Wir, der Französischkurs der 10. Klasse, haben uns am Freitagmorgen im September um sieben Uhr an der Schule getroffen, um dann einige Stunden (10, um genau zu sein) mit dem Bus zu fahren. Am Abend erreichten wir Poissy, eine Stadt in der Nähe von Paris. Poissy erinnert mich an bisschen an eine Kleinstadt in einem Bilderbuch. Unser Heim war genauso schön wie das, was wir bisher in der Stadt gesehen hatten. Es lag direkt an der Seine und von unserem Zimmer hatten wir einen guten Ausblick. Wir durften erstmal das Gelände erkunden und danach gab es Abendbrot.
Am nächsten Tag haben wir uns in Poissy umgesehen. Wir gingen in kleinen Gruppen durch die Stadt und mussten Aufgaben erledigen, z. B. Baguette und Milch kaufen. Die Leute, die wir trafen, waren meist nett und einige konnten sogar deutsch. Zufällig war an dem Tag eine Theateraufführung an der Notre Dame-Collégiale (eine schöne Kirche von Poissy). Wir sahen uns das Schauspiel an und obwohl wir nicht alles verstanden, war es eine gute Erfahrung. Am Abend trafen wir uns mit einer evangelischen Jugendgruppe in der Kirche. Obwohl wir eine halbe Stunde zu spät kamen, waren erst ein Junge und der Jugendleiter da. Als alle irgendwann eingetrudelt waren, haben wir gesungen: Französisch, deutsch und englisch. Jeder in der Sprache, auf der er das Lied kannte. Eine gute Erfahrung! Danach gab es essen und als alle Bäuche gesättigt waren, haben wir ein paar Spiele gespielt. Dann haben wir in Gruppen eine Bibelarbeit zum Verlorenen Sohn gemacht (fast alle auf englisch).

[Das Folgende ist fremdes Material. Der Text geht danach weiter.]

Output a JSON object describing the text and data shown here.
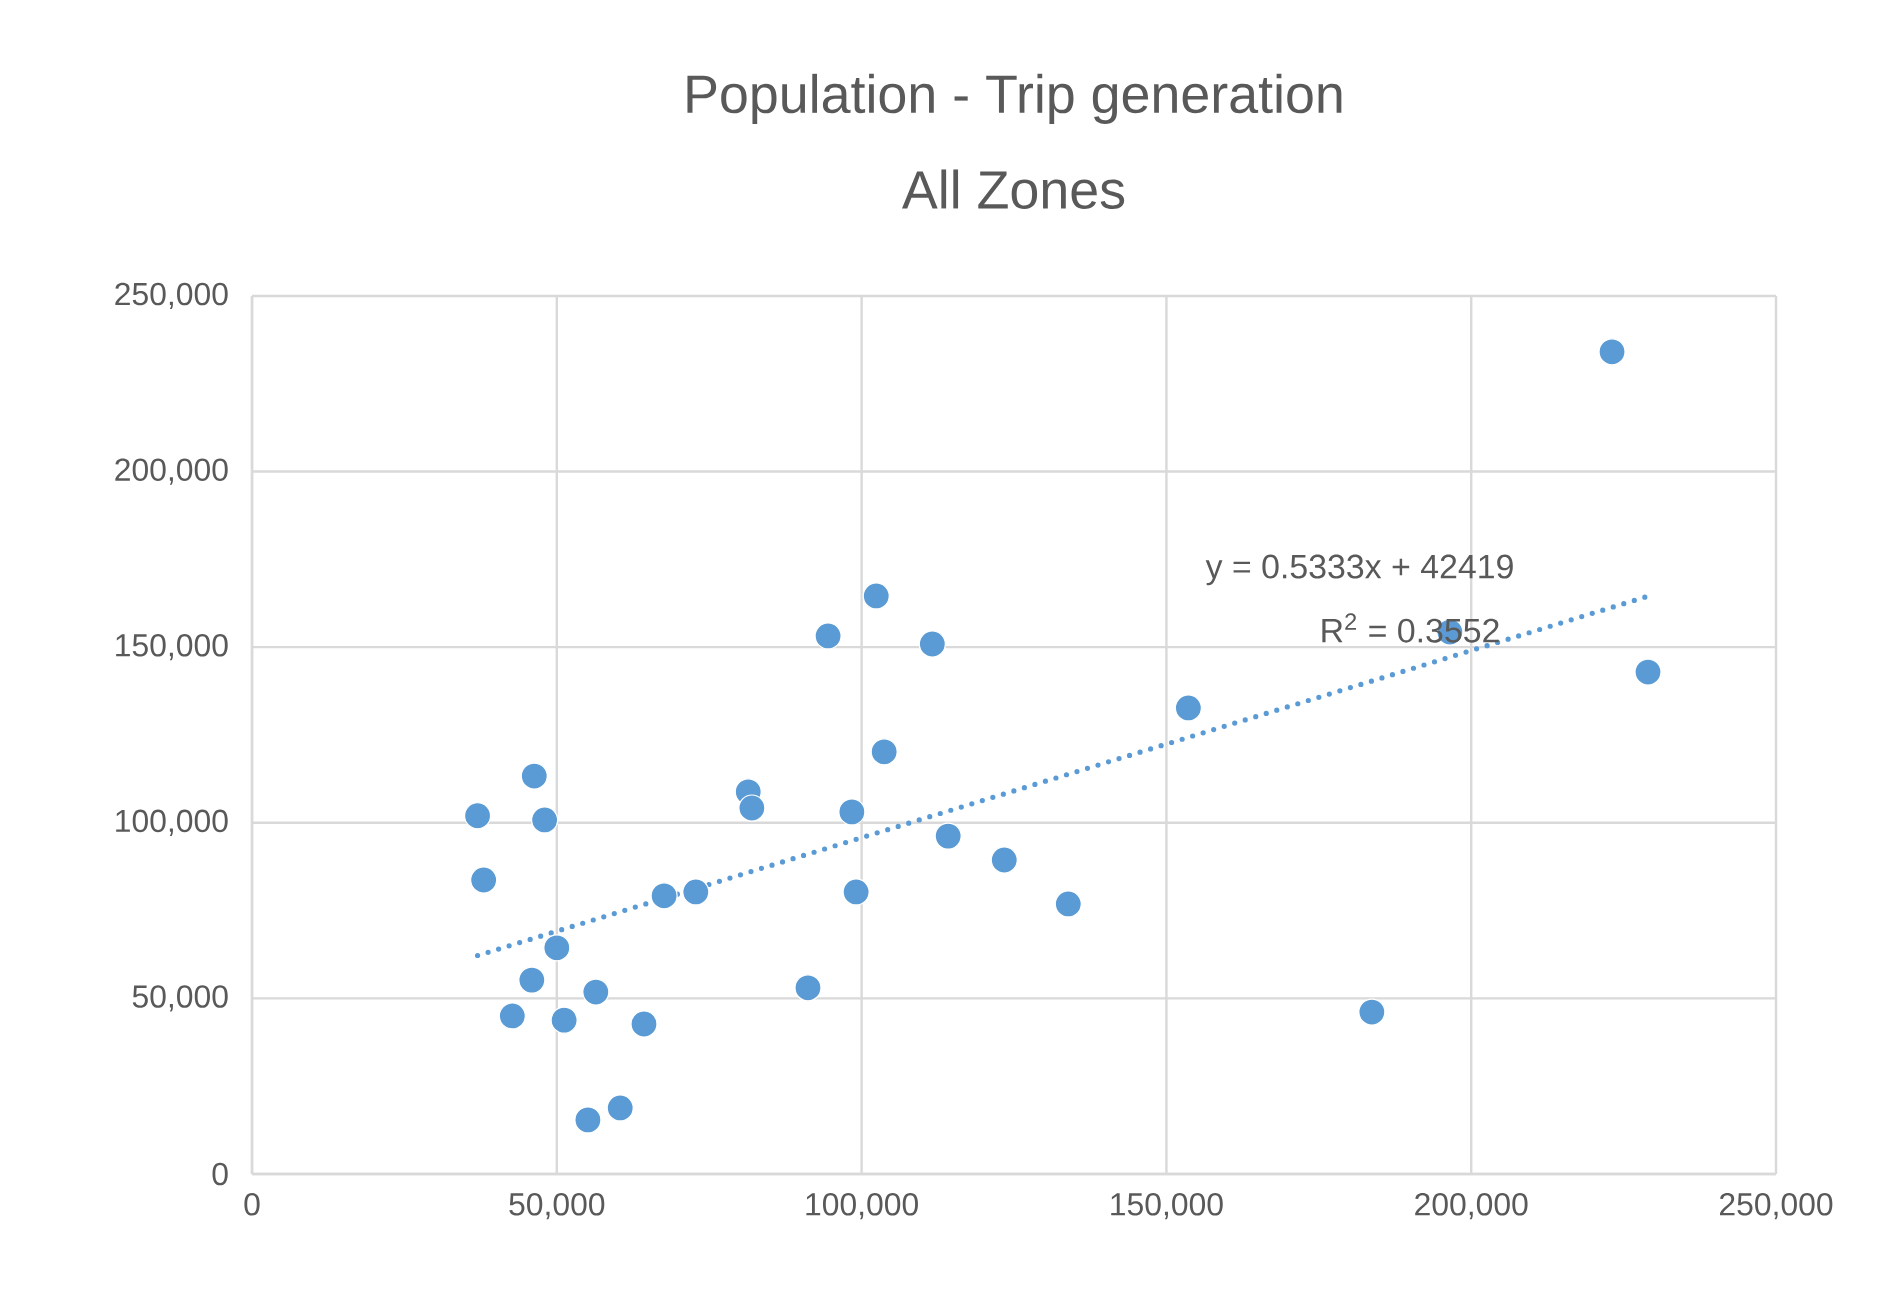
{
  "chart_data": {
    "type": "scatter",
    "title": "Population - Trip generation",
    "subtitle": "All Zones",
    "xlim": [
      0,
      250000
    ],
    "ylim": [
      0,
      250000
    ],
    "xticks": [
      0,
      {
        "value": 50000,
        "label": "50,000"
      },
      {
        "value": 100000,
        "label": "100,000"
      },
      {
        "value": 150000,
        "label": "150,000"
      },
      {
        "value": 200000,
        "label": "200,000"
      },
      {
        "value": 250000,
        "label": "250,000"
      }
    ],
    "yticks": [
      0,
      {
        "value": 50000,
        "label": "50,000"
      },
      {
        "value": 100000,
        "label": "100,000"
      },
      {
        "value": 150000,
        "label": "150,000"
      },
      {
        "value": 200000,
        "label": "200,000"
      },
      {
        "value": 250000,
        "label": "250,000"
      }
    ],
    "grid": true,
    "marker": "circle",
    "series": [
      {
        "type": "scatter",
        "color": "#5b9bd5",
        "x": [
          37000,
          38000,
          46300,
          48000,
          50000,
          45900,
          42700,
          51200,
          56400,
          55100,
          60400,
          64300,
          67600,
          72800,
          81400,
          82000,
          91200,
          94500,
          98400,
          99100,
          102400,
          103700,
          111600,
          114200,
          123400,
          133900,
          153600,
          183700,
          196500,
          223100,
          229000
        ],
        "values": [
          102000,
          83700,
          113300,
          100800,
          64400,
          55200,
          45000,
          43800,
          51800,
          15400,
          18800,
          42700,
          79200,
          80300,
          108800,
          104200,
          53000,
          153200,
          103100,
          80300,
          164600,
          120200,
          150900,
          96200,
          89400,
          76900,
          132700,
          46100,
          154300,
          234100,
          142900
        ]
      },
      {
        "type": "line",
        "color": "#5b9bd5",
        "line_style": "dotted",
        "marker": "none",
        "x": [
          37000,
          229000
        ],
        "values": [
          62200,
          164500
        ]
      }
    ],
    "annotations": [
      "y = 0.5333x + 42419",
      "R$^{2}$ = 0.3552"
    ]
  }
}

Am Samstag war eine Busrundfahrt durch Paris geplant. Danach besuchten wir zu Fuß einige Sehenswürdigkeiten, wie Notre Dame, Louvre etc.. Am Abend gingen wir auf den Eiffelturm, was ziemlich beeindruckend war. Als es langsam dunkel wurde, gingen wir in einen nahe gelegenen Park und genossen den Blick auf den beleuchteten Eifelturm. PoissyStra_enmusical

Sonntag war unser freier Tag in Paris, wir gingen in einzelnen Gruppen durch die Stadt. Meine Gruppe (nur Mädchen) ging nach Les Halles, einem dreistöckigen, unterirdischen Einkaufszentrum. Nachdem wir auch alle Nebenstraßen abgeklappert hatten, gingen wir an die Seine und stöberten an den Ständen, weil man dort die besten und interessantesten Souvenirs finden kann. Am Abend waren wir mit dem ganzen Kurs bei der Sacré-Cœur. Eine Kirche auf einem Hügel in Monmatre, dem Künstlerviertel von Paris. Danach gingen wir zum Place du Tertre, auf welchem Künstler ihre Werke verkaufen. Wir waren begeistert, einige ließen sich als Karikatur zeichnen und man konnte sie erstaunlich gut erkennen.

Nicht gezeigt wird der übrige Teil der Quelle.